Я заметил, что, когда Миранда произносила его имя, голос ее дрогнул и она старалась не смотреть на меня. Когда Ричарда не стало, отец продал свою долю их бывшего совместного бизнеса и перебрался с семьей в Бруклин, где у него были большие связи в ямайской диаспоре. Они купили просторный особняк в викторианском стиле в районе Дитмас-парка,[47] там ее родители живут до сих пор. Ее предки по отцовской линии были видными деятелями панафриканского движения и могли похвастаться знакомством с самим Маркусом Гарви.[48] Миранда ими очень гордилась, особенно своей прабабкой, Генриеттой Касобон.
— У нее была очень светлая кожа, почти белая, а по тем временам это обеспечивало положение в обществе. Она получила прекрасное образование, изучала историю, окончила колледж. Хороша была невероятно.

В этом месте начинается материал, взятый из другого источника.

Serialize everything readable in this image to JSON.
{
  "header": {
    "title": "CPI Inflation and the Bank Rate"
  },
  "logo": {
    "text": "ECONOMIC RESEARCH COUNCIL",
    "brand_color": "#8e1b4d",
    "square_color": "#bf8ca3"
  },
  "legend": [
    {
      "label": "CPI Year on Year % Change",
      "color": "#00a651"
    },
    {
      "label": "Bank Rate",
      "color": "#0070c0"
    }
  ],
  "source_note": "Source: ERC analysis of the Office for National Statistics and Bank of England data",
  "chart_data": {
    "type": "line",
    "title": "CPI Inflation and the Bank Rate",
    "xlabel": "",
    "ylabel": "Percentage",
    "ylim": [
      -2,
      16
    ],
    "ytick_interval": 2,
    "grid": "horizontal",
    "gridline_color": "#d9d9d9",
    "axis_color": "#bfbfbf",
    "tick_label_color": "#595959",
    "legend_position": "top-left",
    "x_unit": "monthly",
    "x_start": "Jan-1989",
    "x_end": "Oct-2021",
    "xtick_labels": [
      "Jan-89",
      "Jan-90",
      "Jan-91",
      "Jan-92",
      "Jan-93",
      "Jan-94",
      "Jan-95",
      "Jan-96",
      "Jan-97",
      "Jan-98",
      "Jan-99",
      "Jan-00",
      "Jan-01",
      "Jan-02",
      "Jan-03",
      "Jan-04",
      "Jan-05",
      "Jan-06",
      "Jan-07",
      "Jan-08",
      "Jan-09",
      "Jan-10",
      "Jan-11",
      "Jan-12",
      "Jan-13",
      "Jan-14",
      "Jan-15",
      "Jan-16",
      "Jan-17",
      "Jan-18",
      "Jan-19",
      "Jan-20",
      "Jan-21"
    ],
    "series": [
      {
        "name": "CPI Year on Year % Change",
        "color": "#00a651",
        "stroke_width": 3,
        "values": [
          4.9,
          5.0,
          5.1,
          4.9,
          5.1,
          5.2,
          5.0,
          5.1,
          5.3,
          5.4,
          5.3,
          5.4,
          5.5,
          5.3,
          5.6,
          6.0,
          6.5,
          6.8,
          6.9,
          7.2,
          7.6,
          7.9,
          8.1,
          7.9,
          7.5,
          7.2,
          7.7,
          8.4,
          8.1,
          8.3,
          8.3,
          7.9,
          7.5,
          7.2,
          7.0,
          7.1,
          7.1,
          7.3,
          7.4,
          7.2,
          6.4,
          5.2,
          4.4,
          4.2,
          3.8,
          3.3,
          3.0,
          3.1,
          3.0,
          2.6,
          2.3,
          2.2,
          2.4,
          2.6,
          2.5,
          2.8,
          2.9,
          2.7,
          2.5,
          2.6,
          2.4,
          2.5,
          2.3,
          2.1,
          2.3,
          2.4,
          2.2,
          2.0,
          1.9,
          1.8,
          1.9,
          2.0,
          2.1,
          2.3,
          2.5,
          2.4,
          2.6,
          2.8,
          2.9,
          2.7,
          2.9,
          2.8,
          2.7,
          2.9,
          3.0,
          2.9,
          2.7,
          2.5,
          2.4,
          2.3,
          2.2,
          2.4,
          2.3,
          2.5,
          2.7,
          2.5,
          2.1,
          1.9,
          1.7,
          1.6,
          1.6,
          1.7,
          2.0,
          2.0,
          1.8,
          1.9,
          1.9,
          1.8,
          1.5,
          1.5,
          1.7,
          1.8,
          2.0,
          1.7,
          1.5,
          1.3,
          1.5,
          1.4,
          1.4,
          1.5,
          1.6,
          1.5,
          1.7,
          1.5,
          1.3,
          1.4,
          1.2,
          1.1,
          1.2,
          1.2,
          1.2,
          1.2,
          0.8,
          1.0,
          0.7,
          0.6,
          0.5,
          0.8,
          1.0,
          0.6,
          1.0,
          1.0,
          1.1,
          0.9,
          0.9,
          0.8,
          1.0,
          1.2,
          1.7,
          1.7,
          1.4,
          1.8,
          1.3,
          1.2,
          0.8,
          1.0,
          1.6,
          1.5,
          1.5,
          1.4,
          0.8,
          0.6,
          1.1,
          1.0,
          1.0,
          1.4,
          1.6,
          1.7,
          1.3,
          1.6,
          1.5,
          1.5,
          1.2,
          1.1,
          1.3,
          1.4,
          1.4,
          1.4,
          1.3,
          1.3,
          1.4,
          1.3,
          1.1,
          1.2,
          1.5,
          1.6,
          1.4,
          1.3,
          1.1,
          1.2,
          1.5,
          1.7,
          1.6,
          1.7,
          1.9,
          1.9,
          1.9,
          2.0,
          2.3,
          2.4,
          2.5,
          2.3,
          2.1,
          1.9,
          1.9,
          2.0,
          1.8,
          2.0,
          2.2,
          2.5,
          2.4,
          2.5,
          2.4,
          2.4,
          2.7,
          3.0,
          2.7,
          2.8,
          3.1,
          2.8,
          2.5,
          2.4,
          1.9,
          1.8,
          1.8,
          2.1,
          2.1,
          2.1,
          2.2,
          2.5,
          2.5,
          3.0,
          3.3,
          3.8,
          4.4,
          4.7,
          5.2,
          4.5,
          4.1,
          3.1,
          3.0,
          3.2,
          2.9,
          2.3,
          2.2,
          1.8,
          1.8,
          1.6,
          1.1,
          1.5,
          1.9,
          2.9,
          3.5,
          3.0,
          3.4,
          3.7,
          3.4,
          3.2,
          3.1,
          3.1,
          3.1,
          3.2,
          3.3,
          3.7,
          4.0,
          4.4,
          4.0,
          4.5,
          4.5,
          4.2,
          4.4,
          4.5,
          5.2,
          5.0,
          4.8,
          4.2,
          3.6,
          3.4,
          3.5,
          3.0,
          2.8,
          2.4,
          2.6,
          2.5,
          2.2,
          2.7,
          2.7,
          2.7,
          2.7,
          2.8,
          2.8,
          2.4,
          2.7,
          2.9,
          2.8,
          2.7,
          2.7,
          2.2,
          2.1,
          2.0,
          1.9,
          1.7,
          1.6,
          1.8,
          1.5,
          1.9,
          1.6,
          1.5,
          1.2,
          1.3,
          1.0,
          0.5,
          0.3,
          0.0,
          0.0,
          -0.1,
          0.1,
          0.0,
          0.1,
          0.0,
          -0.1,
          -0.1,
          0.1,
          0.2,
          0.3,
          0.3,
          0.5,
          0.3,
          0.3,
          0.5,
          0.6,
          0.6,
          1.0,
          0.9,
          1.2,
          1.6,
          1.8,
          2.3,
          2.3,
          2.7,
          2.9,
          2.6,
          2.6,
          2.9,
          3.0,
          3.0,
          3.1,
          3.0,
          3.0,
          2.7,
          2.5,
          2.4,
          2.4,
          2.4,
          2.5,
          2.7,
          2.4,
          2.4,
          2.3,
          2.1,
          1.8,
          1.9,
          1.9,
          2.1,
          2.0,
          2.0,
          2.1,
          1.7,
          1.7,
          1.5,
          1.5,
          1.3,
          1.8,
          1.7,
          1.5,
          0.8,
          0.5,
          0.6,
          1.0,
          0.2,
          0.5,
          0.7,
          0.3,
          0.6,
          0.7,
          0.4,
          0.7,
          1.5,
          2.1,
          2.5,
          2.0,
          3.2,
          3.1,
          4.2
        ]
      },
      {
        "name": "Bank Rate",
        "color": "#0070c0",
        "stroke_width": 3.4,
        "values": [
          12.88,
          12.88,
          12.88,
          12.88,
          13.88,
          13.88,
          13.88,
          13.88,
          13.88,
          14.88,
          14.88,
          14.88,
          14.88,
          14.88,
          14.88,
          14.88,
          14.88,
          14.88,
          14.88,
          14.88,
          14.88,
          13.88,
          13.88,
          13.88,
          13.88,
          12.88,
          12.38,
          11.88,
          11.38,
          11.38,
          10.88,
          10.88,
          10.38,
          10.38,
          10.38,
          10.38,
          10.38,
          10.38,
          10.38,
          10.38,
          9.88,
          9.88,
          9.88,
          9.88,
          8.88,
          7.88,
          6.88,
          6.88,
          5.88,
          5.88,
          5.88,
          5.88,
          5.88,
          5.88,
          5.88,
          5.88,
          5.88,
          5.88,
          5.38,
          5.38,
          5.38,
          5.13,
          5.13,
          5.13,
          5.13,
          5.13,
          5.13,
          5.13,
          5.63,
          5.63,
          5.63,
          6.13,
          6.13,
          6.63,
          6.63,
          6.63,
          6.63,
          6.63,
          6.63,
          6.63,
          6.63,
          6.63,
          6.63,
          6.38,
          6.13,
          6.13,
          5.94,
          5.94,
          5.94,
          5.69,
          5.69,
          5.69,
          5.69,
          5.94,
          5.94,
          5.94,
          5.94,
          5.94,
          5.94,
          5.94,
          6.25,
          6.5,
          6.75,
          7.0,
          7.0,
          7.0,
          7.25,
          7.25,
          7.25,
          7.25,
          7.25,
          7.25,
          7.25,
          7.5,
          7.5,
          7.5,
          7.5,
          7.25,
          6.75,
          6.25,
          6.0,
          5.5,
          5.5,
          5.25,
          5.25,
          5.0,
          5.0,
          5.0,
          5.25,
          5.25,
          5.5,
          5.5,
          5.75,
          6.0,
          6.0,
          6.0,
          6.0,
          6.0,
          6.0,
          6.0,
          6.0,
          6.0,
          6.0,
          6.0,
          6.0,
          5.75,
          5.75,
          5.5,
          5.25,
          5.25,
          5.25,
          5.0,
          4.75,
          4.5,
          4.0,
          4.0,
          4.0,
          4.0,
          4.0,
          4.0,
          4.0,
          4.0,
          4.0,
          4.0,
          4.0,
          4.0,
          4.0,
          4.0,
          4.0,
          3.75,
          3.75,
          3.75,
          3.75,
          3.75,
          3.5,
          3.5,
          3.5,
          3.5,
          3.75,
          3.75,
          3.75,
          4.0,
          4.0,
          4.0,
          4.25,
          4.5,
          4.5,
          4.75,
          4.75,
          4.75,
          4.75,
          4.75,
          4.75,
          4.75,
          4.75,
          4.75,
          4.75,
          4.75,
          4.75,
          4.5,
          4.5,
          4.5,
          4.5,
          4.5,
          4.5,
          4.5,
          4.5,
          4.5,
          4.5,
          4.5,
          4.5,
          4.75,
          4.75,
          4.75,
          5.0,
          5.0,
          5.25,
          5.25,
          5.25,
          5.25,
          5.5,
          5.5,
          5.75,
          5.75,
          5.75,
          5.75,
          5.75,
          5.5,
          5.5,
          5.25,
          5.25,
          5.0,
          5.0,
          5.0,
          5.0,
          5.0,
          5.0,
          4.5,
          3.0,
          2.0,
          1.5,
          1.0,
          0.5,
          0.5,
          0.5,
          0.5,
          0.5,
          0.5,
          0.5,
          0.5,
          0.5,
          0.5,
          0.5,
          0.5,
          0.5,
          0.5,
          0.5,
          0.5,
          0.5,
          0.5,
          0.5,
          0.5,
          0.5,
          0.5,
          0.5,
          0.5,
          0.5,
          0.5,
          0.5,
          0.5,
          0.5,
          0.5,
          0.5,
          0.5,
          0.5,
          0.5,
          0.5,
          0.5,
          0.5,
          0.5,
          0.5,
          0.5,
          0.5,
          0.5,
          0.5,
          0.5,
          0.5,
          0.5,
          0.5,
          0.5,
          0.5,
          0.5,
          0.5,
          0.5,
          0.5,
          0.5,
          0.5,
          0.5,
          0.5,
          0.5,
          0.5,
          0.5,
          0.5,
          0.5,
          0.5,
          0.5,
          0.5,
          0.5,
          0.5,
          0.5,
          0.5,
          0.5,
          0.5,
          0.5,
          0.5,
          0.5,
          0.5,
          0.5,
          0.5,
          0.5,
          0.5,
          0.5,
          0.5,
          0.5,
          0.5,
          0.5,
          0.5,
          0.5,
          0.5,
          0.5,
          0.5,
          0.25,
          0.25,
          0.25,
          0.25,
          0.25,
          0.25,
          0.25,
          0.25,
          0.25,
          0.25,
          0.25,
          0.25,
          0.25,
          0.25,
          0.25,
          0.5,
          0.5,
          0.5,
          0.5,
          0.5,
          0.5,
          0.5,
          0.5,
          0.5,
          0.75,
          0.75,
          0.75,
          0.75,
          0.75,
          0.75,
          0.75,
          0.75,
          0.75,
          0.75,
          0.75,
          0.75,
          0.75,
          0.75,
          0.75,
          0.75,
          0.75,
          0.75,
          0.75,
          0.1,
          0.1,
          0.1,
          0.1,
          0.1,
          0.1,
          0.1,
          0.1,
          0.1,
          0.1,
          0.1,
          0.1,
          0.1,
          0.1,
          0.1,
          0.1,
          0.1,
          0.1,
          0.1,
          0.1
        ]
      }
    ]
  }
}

А потом встретила Джорджа, моего прадеда: Он все носился с великими идеями по части самосознания негритянского населения, и у нее открылись глаза. Я, правда, подозреваю, что их брак был не особенно счастливым, он ведь не пропускал ни одной юбки. Какое-то время они жили в Гарлеме, но потом вернулись на Ямайку. Отец рассказывал, что в бытность их в Нью-Йорке Генриетта отказалась от встреч со своей двоюродной сестрой, потому что та «переметнулась», пыталась сойти за белую.
Эгги к тому времени напрыгалась и несколько кварталов ехала у меня на плечах. Я крепко держал ее за ножки, а она обеими руками вцепилась мне в подбородок. Немного погодя она прижалась щекой к моей голове и тоненько завела:
Доктор Эрик
Приходил на берег,
Трам-пам-пам, бум-бум,
Пум-пу-рум, тум-тум!
Тум-тум, ту-ру-рум!
«Ту-ру-румы» вскорости уступили место нечленораздельном мурлыканью, перемежающемуся паузами.
Мне так не хотелось расставаться с Мирандой и Эгги, что я уговорил их поужинать со мной. Мы заказали еду на дом в тайском ресторанчике. Мне невероятно понравилось, как Миранда ест. Она жевала, не сводя при этом с собеседника своих невероятных глаз, и слушала настолько внимательно, что каждое сказанное слово невольно приобретало особый смысл.
После того как Эгги усадили перед телевизором смотреть «Поющие под дождем», Миранда спросила меня о моей работе:
— Почему вы решили уйти из клиники?
— Устал. График сложный. Бесконечные неприятности, одна за другой. Лечить стало труднее, бюрократизм заел. Администрация пошла на поводу у страховых компаний, пациентов перестали долечивать до конца, выписывали чуть не на следующий день. А по деньгам сейчас у меня даже больше выходит.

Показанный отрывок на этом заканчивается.